Head, Public Policy and Government Relations, Google Canada

Colin McKay

I mentioned My Account. If you have an interest in understanding how we've used that information and how we've provided services to you, if you go to My Account, you can see a listing of those attributes and those qualities that we've associated with you. In terms of understanding what information we've exchanged in the course of our relationship, we make that clear in My Account.

It is not in our interest to engage in any type of transaction with a third party that exchanges that information. The exchange we have is that in the course of providing that information to you, we might learn more about your need to find parking near a hockey game because of your preference to go to hockey games. We will therefore, in Maps, tell you where the nearest available parking is.

10:15 a.m.

Liberal

Michel Picard Liberal Montarville, QC

Thank you.

10:15 a.m.

Conservative

The Chair Conservative Bob Zimmer

Thank you, Mr. Picard.

Next up for seven minutes is Mr. Gourde.

10:15 a.m.

Conservative

Jacques Gourde Conservative Lévis—Lotbinière, QC

Thank you, Mr. Chair.

My question is for Mr. McKay.

On Tuesday, Google announced that it will soon be possible to use artificial intelligence to converse on the phone in our place. That means that my Google virtual assistant will be able to make a hair appointment for me and record it in my personal agenda. I will simply have to ask it to do so.

What worries me about this is that, if it is possible to find information about a third party and enter it in someone's personal agenda, those same robots could ask a multitude of questions to 100,000 people. Do you like blue, for example. The robots could ask seven, eight, nine, ten, eleven or twelve questions, and then analyze the answers.
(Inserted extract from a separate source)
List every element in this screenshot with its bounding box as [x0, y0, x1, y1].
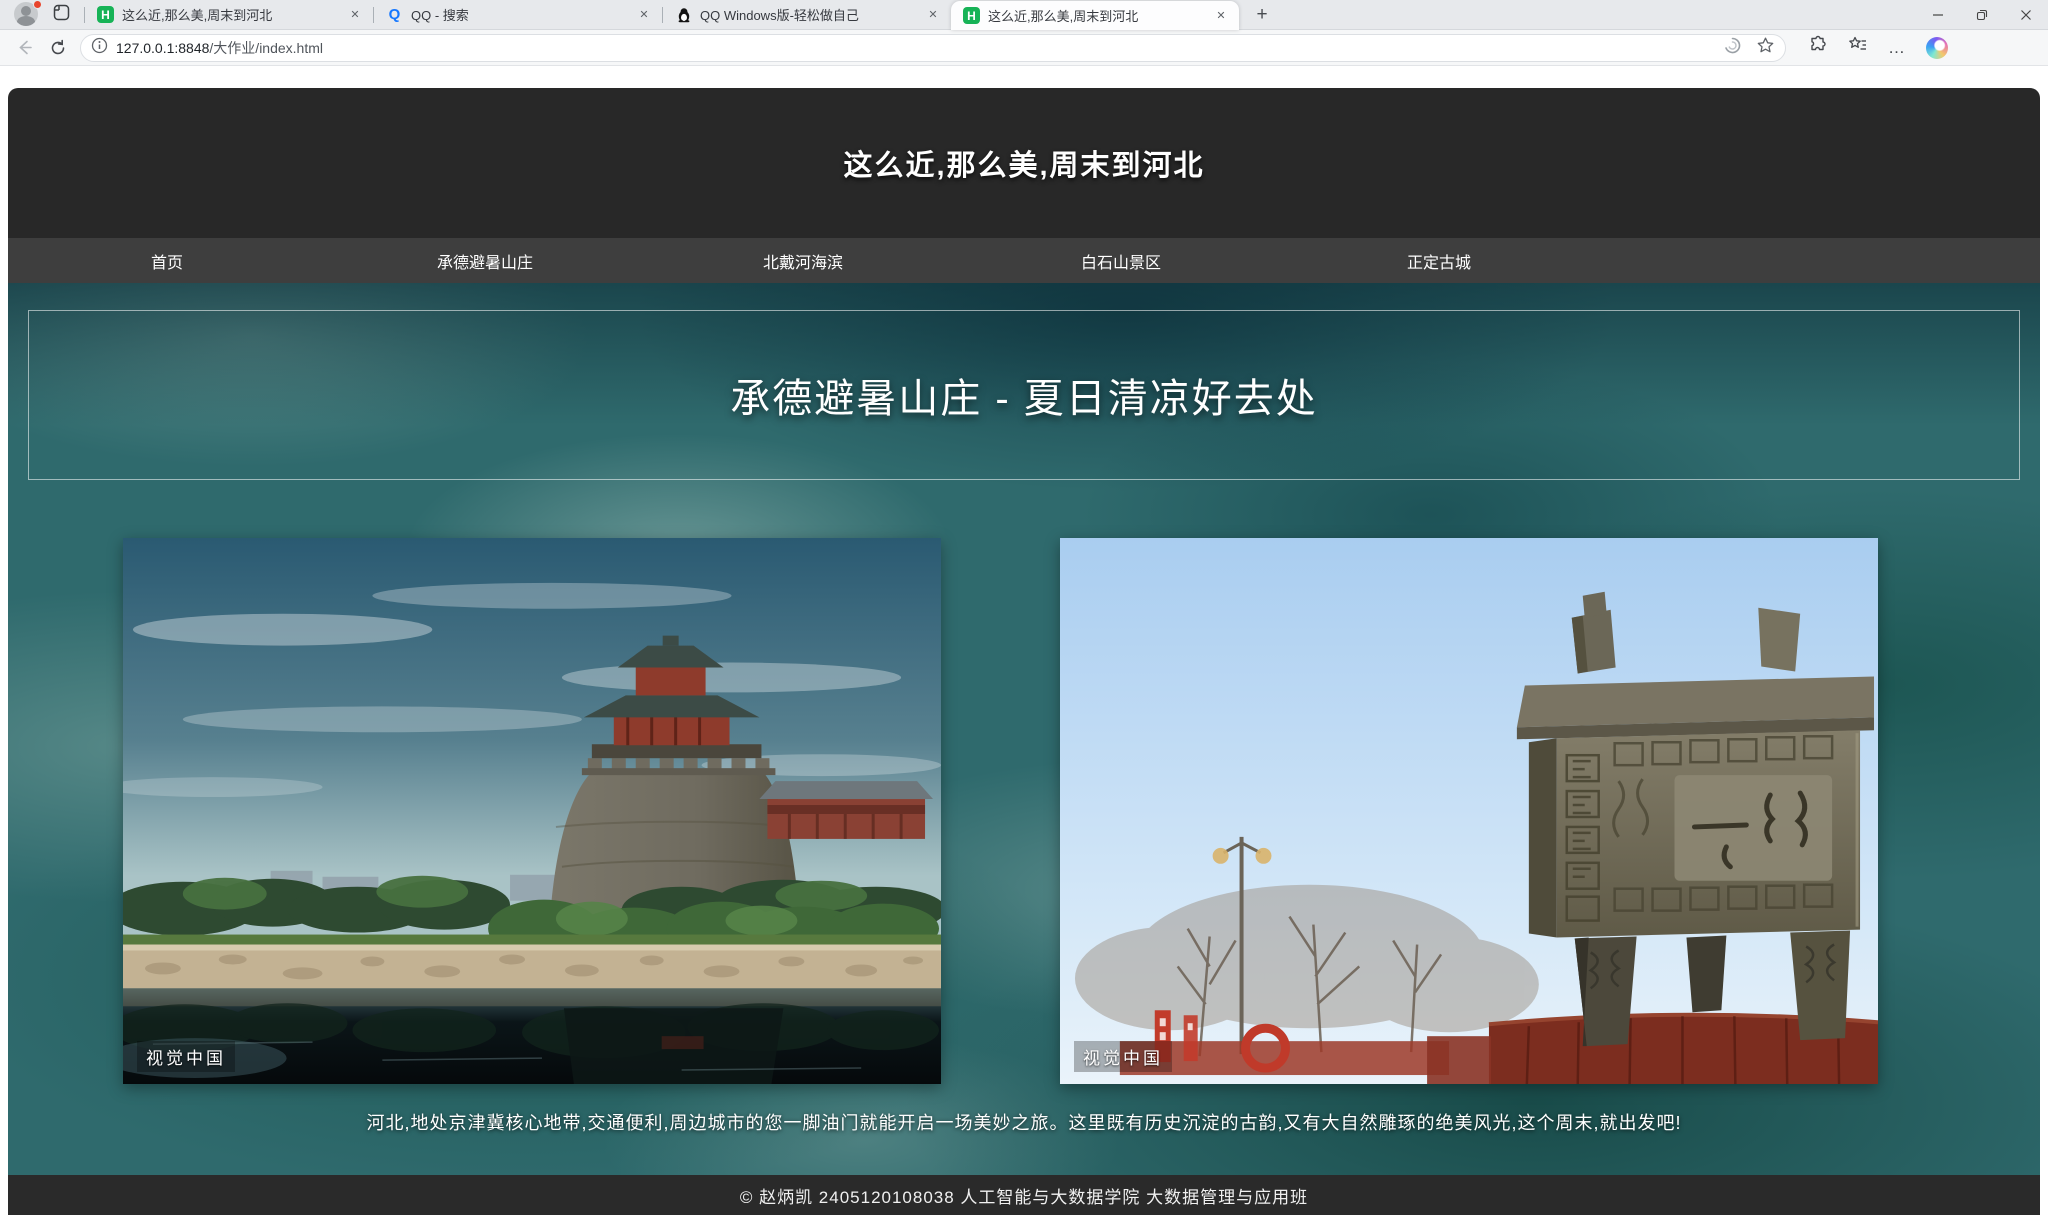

In terms of data, we are now in the wild west. It is changing so quickly. Companies like Google and Facebook can get personal information about people. After that, there will be a void. They will be able to do anything they want with the data, data that people voluntarily gave them.

With these tools, Google's strategy is to sell services and to give services to the public. How will you protect the data you can record? Can you use this kind of robot to get data that you will then resell to third parties later on?

10:20 a.m.

Head, Public Policy and Government Relations, Google Canada

Colin McKay

I'll start by replying to your last observation, which is we don't resell information, so that is not in consideration.

In speaking about the specific project Duplex that was discussed at our developer conference this week, that's a project. It hasn't rolled out into implementation. It's an attempt to explore how to provide you with a service. At the moment you can speak to your phone and ask for the phone number for a restaurant and then dial the restaurant and try to schedule an appointment. We're trying to explore how we can use artificial intelligence to get through the entire transaction of making a reservation for you.

That project Duplex is very limited in scope. I think three or four examples were provided during the conference. Those are the three or four examples that it can conduct. It's meant to provide a service to the individual. It's not meant to collect information. It's meant to be supplementary to the relationship we have with a Google user in terms of what information they are looking for to search, how they are trying to slot information into their calendar, and how they are trying to identify places to eat on Google Maps.

In terms of your question about broader surveys, that's not even under consideration right now. Broad-based surveys that drive voter interest or user interest are not something we conduct at the moment, so that wouldn't be an implementation of this tool.

I have to underline that this is using artificial intelligence in a way to conduct mundane tasks that provide a benefit to the user, provide time to them, and make that interaction as efficient as possible while providing a clear-cut service for the user.